We have observed over many years of research and working with people like you that the following steps will help you to alleviate some of these issues and allow you to focus on optimising your assistant and Allied Health Professional workforce.

  1. Provide your assistant with lots of joint learning opportunities, surround them with a team rich in skills and have your qualified staff contribute to their training – Your assistant is only as skilled as the team who trains & surrounds them! To achieve this however an assistant ideally needs to work in a team with a broad skill mix, have good team working relationships, be trained by the qualified staff within the team they work in and ideally also be located with the team. When qualified team members are involved in training assistants, they are more likely to delegate to them consistently.
  2. Ensure all clients are assessed in a timely manner by a qualified practitioner – this enables assistants to feel confident to deliver a risk-free and safe intervention to clients.
  3. Establish clear communication structures between qualified and assistant staff – this enables assistants to voice concerns or provide feedback about a client’s progress. We have found that this is an essential mechanism for good client outcomes.
  4. Where possible have all team members working from a common base to promote communication and skill sharing: Having a common team location enables informal, daily client feedback and discussion as well as professional advice and information supervision. Where this isn’t geographically or physically possible, try to facilitate team interaction using other online means.
  5. Remove barriers that prevent staff working to their full scope of practice: staff who are deemed competent to carry out a task should be enabled to do this as much as possible. This holds true for both assistants and Allied Health Professionals. In fact, the more you encourage AHPs to work to full (or expanded) scope of practice, the more opportunity there is for the assistant staff to work to their full scope of practice (and for career progression). A common barrier to this is inconsistent staffing, culture and historical practices in the organisation.
  6. Allow sufficient time for assistant-client interaction: This enables therapeutic relationships to develop. This is particularly important where AHPs play a greater role in assessment and diagnosis and assistants in therapy provision.
  7. Ensure an appropriate ratio of assistant to qualified staff: the employment of assistants to increase service capacity needs to be balanced against sufficient qualified staff with the time and skills to deliver training and supervision. Targeting deployment of Allied Health Assistants around specific patient characteristics will also increase workforce efficiency. This is not a one size fits all formula. Include qualified AHPs in discussions around what this should look like and consider using a tool like the Therapy Outcome Measures to identify patient characteristics that are best matched for AHA input.
  8. Appropriately resource the role for training and supervision: While many Allied Health Assistants have a vocational qualification, their level of skill and capability will ultimately come from on the job training (see point 1 and 7). Allied Health Assistants need to be trained, supervised, managed, provided continuing professional development and supported. This needs to be appropriately resourced.
  9. Avoid role ambiguity: Be clear with which roles are delegated to whom and keep that consistent. Involve your whole team in setting up a delegation framework. Tools like the Calderdale Framework are designed to facilitate this.

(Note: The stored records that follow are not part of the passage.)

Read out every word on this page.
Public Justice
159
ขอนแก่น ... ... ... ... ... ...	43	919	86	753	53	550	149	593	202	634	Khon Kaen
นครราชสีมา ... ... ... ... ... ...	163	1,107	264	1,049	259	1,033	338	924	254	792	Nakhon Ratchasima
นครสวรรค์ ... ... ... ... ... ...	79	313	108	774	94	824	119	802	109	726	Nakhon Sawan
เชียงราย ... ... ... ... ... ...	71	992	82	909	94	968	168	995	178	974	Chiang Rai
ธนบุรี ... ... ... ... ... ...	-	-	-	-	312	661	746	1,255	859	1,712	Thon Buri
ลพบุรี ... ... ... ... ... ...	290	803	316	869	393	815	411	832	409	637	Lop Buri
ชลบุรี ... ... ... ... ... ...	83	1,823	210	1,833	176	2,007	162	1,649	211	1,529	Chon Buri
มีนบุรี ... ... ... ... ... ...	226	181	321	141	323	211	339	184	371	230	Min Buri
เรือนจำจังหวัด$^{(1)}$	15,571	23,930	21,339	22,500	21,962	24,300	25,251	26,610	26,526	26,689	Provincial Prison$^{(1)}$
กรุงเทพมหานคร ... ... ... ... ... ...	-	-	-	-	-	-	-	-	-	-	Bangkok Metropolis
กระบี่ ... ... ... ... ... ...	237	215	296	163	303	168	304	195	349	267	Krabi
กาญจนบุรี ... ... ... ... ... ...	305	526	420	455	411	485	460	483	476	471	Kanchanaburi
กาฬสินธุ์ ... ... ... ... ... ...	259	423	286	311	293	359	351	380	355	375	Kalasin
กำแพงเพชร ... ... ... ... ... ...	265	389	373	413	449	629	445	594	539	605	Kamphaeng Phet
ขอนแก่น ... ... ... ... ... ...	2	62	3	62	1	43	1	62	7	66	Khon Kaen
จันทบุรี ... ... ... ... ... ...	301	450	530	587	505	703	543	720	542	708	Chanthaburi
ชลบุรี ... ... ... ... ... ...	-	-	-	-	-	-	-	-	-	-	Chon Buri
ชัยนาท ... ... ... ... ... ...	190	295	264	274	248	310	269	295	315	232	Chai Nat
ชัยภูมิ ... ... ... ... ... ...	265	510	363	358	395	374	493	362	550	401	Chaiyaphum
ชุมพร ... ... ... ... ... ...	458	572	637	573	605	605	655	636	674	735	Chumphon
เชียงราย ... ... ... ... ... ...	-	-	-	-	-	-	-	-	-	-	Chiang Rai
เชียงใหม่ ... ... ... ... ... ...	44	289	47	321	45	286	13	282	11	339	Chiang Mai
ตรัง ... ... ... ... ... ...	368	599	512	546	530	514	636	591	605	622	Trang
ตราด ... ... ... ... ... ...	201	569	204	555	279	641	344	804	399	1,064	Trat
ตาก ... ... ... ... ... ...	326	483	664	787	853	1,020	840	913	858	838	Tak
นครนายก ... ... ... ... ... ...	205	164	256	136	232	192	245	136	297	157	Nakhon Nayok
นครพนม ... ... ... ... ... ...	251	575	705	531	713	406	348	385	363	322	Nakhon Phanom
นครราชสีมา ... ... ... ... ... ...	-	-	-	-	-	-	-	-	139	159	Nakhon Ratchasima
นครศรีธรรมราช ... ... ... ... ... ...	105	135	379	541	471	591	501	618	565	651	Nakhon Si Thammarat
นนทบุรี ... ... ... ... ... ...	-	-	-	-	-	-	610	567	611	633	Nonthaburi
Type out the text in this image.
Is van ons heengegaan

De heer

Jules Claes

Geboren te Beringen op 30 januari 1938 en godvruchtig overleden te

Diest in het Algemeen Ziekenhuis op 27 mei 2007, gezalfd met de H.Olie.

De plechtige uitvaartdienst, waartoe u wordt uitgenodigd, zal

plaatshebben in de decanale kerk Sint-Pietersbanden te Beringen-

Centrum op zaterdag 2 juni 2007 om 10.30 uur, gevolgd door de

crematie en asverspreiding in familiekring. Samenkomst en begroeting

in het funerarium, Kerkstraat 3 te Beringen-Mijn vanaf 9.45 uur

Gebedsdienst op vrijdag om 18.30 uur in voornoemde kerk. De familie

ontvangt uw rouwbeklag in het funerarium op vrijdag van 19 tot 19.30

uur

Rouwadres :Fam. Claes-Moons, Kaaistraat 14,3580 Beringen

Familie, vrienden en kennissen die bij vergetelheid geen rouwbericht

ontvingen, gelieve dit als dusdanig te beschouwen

For Beverly (our assistant at the beginning) and the team she belonged to, clearly there were issues around working to full scope of practice and role ambiguity. Better staffing consistency and a delegation framework may have helped this team to be more efficient and ultimately, with better use of staffing resources, the service could have helped more patients.

Simply employing an Allied Health Assistant does not automatically expand your service or business or release an Allied Health Professional to undertake advanced scope role. It takes planning and careful consideration. Try applying these principles to your Allied Health Assistant workforce models and see how you measure up! What are you going to tackle first?!